Open mr-c opened 9 years ago
I'll +1 the idea of being able to spit out a fasta file of kmers like jellyfish dump
does. I assume this functionality does not currently exist. (?)
@macmanes - see sandbox/count-kmers.py and sandbox/count-kmers-single.py.
User story: PBcR-MHAP uses Jellyfish configured to request 1 TB of memory.

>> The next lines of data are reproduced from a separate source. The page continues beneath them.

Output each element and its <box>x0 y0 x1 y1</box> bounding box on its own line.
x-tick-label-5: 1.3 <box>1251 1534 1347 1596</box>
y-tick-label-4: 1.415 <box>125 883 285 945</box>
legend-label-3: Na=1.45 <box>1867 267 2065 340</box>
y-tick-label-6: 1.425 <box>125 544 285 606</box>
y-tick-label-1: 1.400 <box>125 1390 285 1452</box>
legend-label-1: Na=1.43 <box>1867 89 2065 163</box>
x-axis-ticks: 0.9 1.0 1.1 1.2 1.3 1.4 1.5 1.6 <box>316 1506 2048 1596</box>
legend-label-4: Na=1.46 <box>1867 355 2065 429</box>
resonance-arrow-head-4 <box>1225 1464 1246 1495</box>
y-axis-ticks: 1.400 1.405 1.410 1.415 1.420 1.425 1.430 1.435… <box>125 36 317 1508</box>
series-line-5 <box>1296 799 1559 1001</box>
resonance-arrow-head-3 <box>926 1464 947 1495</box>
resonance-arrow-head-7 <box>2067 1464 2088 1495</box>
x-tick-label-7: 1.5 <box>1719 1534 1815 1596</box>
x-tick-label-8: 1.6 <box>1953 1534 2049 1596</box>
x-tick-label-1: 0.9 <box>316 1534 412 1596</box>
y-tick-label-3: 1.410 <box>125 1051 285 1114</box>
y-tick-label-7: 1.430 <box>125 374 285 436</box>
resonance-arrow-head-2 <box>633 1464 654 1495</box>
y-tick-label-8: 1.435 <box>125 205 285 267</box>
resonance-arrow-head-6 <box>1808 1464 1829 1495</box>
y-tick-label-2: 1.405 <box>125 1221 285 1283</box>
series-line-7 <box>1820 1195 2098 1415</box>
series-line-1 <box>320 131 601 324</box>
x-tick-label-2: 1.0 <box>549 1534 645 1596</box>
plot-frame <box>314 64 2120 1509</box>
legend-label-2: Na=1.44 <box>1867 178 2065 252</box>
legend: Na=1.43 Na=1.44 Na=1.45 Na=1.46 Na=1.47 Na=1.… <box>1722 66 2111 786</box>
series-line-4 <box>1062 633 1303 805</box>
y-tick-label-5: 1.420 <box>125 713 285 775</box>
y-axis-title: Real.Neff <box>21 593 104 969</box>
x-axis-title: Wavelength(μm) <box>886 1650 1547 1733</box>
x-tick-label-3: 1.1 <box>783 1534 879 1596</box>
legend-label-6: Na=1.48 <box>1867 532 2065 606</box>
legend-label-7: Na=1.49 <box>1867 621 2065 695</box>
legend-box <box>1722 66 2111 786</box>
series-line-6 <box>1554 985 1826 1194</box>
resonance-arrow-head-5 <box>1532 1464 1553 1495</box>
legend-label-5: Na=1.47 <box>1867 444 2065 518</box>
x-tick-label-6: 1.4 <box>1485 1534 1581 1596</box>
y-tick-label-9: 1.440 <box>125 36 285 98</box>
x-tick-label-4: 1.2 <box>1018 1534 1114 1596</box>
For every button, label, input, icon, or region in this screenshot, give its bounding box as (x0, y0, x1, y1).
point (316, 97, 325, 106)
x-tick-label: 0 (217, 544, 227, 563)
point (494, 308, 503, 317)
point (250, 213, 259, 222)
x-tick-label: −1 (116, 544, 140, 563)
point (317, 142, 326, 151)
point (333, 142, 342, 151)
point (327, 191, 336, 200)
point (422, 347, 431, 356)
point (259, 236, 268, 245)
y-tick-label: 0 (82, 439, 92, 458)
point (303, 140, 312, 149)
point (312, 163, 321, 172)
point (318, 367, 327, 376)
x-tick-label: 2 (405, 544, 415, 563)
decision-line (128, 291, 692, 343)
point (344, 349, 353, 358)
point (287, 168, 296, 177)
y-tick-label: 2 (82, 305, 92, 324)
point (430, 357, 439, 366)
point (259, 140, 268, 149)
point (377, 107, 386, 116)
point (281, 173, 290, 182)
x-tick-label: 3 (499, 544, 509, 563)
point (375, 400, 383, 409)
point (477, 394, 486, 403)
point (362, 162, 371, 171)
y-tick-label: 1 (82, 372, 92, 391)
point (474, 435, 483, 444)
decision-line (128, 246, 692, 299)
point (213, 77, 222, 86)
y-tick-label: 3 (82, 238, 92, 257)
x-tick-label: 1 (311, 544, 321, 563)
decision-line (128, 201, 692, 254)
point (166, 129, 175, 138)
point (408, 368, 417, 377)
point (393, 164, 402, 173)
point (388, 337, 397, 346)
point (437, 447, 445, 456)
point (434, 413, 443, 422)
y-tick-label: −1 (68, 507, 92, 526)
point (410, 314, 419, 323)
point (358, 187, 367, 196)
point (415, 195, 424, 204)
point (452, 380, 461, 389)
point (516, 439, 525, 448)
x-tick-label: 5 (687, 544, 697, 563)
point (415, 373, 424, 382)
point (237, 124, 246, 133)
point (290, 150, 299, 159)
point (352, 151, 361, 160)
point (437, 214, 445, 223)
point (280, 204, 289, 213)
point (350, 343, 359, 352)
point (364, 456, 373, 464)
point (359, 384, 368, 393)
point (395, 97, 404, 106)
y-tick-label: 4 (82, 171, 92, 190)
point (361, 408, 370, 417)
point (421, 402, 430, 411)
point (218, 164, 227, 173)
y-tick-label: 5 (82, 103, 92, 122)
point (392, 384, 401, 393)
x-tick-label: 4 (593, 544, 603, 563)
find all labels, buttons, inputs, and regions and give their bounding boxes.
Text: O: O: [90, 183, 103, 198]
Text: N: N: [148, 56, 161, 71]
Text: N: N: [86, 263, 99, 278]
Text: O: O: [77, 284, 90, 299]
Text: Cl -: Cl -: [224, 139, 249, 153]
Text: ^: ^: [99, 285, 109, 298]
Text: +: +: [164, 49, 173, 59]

Luiz wants to use less memory.
http://sourceforge.net/p/wgs-assembler/svn/HEAD/tree/trunk/src/AS_PBR/PBcR.pl#l1621
A single script could build a counting hash from the input sequences, calculate the cutoff value (see http://sourceforge.net/p/wgs-assembler/svn/HEAD/tree/trunk/src/AS_PBR/PBcR.pl#l1634 ), re-read the sequences to output the counts for each k-mer (possibly using a presence table to avoid over reporting).
Bonus: format the output to match http://sourceforge.net/p/wgs-assembler/svn/HEAD/tree/trunk/src/AS_PBR/PBcR.pl#l1638
Since we have a different workflow this doesn't have to recreate the same command line options but should produce compatible output
jellyfish count [-> jellyfish merge] -> jellyfish histo -> jellyfish dump
Jellyfish histogram files are space delimited.